Hoy eso tiene mucha más exigencia. Antes bastaba con decir “dentro de los próximos siete días hábiles, de 8 a 20 horas”. Hoy el consumidor se volvió a mover, viaja, trabaja en oficina. Entonces hay que darle precisiones: en qué franja horaria, de qué manera, y después mantenerlo informado de dónde está su pedido y cuándo va a llegar. La logística tiene que acompañar todo el proceso de venta, desde antes de que el usuario entre al sitio hasta que recibe el producto en sus manos.

¿Cómo ves el impacto de las importaciones y la competencia de productos del exterior sobre el sector?

Lo miro desde dos lados.
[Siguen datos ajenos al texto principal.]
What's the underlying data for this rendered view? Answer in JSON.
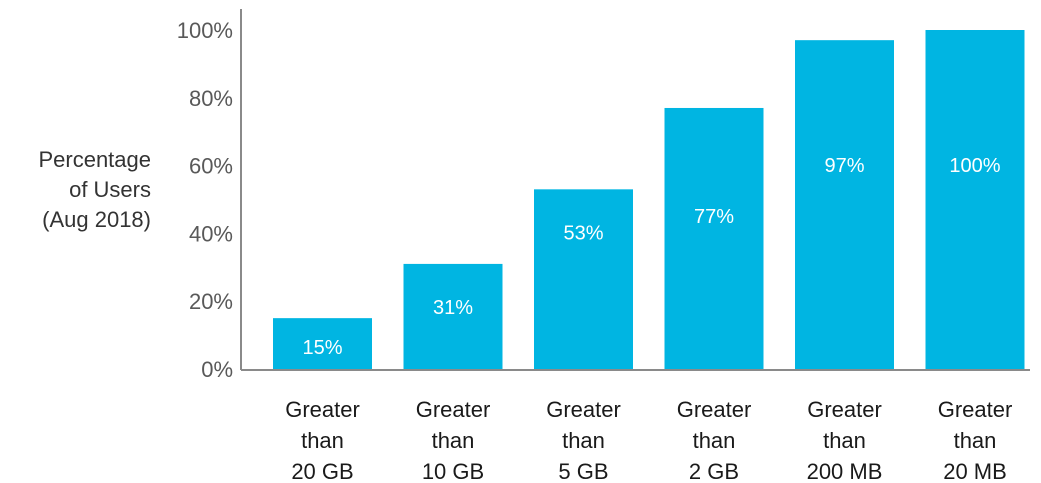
{
  "chart_data": {
    "type": "bar",
    "ylabel": [
      "Percentage",
      "of Users",
      "(Aug 2018)"
    ],
    "categories": [
      [
        "Greater",
        "than",
        "20 GB"
      ],
      [
        "Greater",
        "than",
        "10 GB"
      ],
      [
        "Greater",
        "than",
        "5 GB"
      ],
      [
        "Greater",
        "than",
        "2 GB"
      ],
      [
        "Greater",
        "than",
        "200 MB"
      ],
      [
        "Greater",
        "than",
        "20 MB"
      ]
    ],
    "values": [
      15,
      31,
      53,
      77,
      97,
      100
    ],
    "data_labels": [
      "15%",
      "31%",
      "53%",
      "77%",
      "97%",
      "100%"
    ],
    "yticks": [
      "0%",
      "20%",
      "40%",
      "60%",
      "80%",
      "100%"
    ],
    "ylim": [
      0,
      100
    ],
    "grid": false,
    "legend": "none",
    "bar_color": "#00B5E2",
    "axis_color": "#8a8a8a"
  }
}
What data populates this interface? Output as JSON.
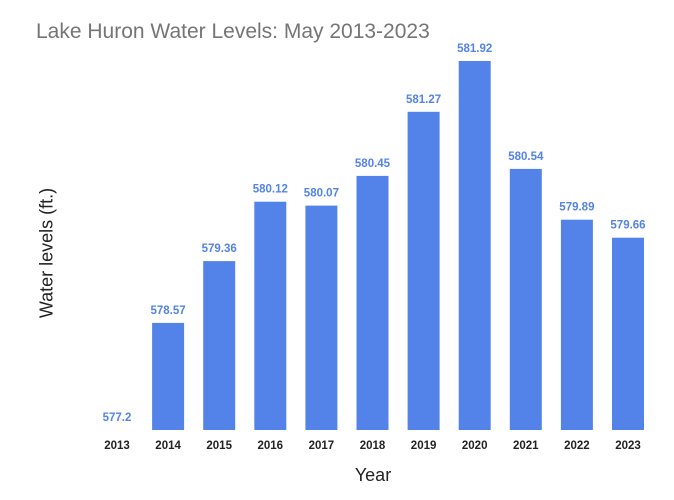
{
  "chart_data": {
    "type": "bar",
    "title": "Lake Huron Water Levels: May 2013-2023",
    "xlabel": "Year",
    "ylabel": "Water levels (ft.)",
    "categories": [
      "2013",
      "2014",
      "2015",
      "2016",
      "2017",
      "2018",
      "2019",
      "2020",
      "2021",
      "2022",
      "2023"
    ],
    "values": [
      577.2,
      578.57,
      579.36,
      580.12,
      580.07,
      580.45,
      581.27,
      581.92,
      580.54,
      579.89,
      579.66
    ],
    "data_labels": [
      "577.2",
      "578.57",
      "579.36",
      "580.12",
      "580.07",
      "580.45",
      "581.27",
      "581.92",
      "580.54",
      "579.89",
      "579.66"
    ],
    "ylim": [
      577.2,
      581.92
    ],
    "grid": false,
    "legend": "none",
    "colors": {
      "bar": "#5383e8",
      "data_label": "#5383e8",
      "title": "#757575",
      "axis_text": "#222222"
    }
  }
}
Por un lado, el consumidor tiene derecho a querer pagar menos por un producto. Puede esperar más días si viene de afuera, o puede preferir comprar localmente por la facilidad de devolución, por la posibilidad de pagar en cuotas, o por tener a alguien con quien hablar si algo sale mal. Esas decisiones son del consumidor.

Por otro lado, está la mirada local. Lo que decimos siempre desde la Cámara es equidad. Hay que permitir que los jugadores locales puedan jugar el mismo partido que los que vienen de afuera. Si no se van a cargar con aranceles lo que ingresa del exterior, entonces hay que alivianar lo que pasa acá: bajar impuestos para que puedan competir de igual a igual, para que la cancha no esté inclinada. Eso es lo que piden especialmente los socios del sector de indumentaria.

¿Qué perspectivas tiene el sector para este año?

Va a ser un año correcto, para llamarlo de alguna manera. Todavía hay muchos jugadores acomodándose respecto de todo lo que está pasando con el consumo y con la llegada de jugadores del exterior. Pero hay mucho entusiasmo, porque la irrupción de la inteligencia artificial está ayudando a eficienciar procesos, a ser más empáticos con el usuario, a ofrecerle mejores productos y a que encuentre más fácilmente lo que está buscando.

En el sector siempre hay tanto por hacer, tanto que las empresas pueden desarrollar para mejorar, que eso mantiene el optimismo. El canal está consolidado, la tecnología empuja, y el consumidor sigue eligiendo el canal digital para resolver sus compras. El camino está trazado.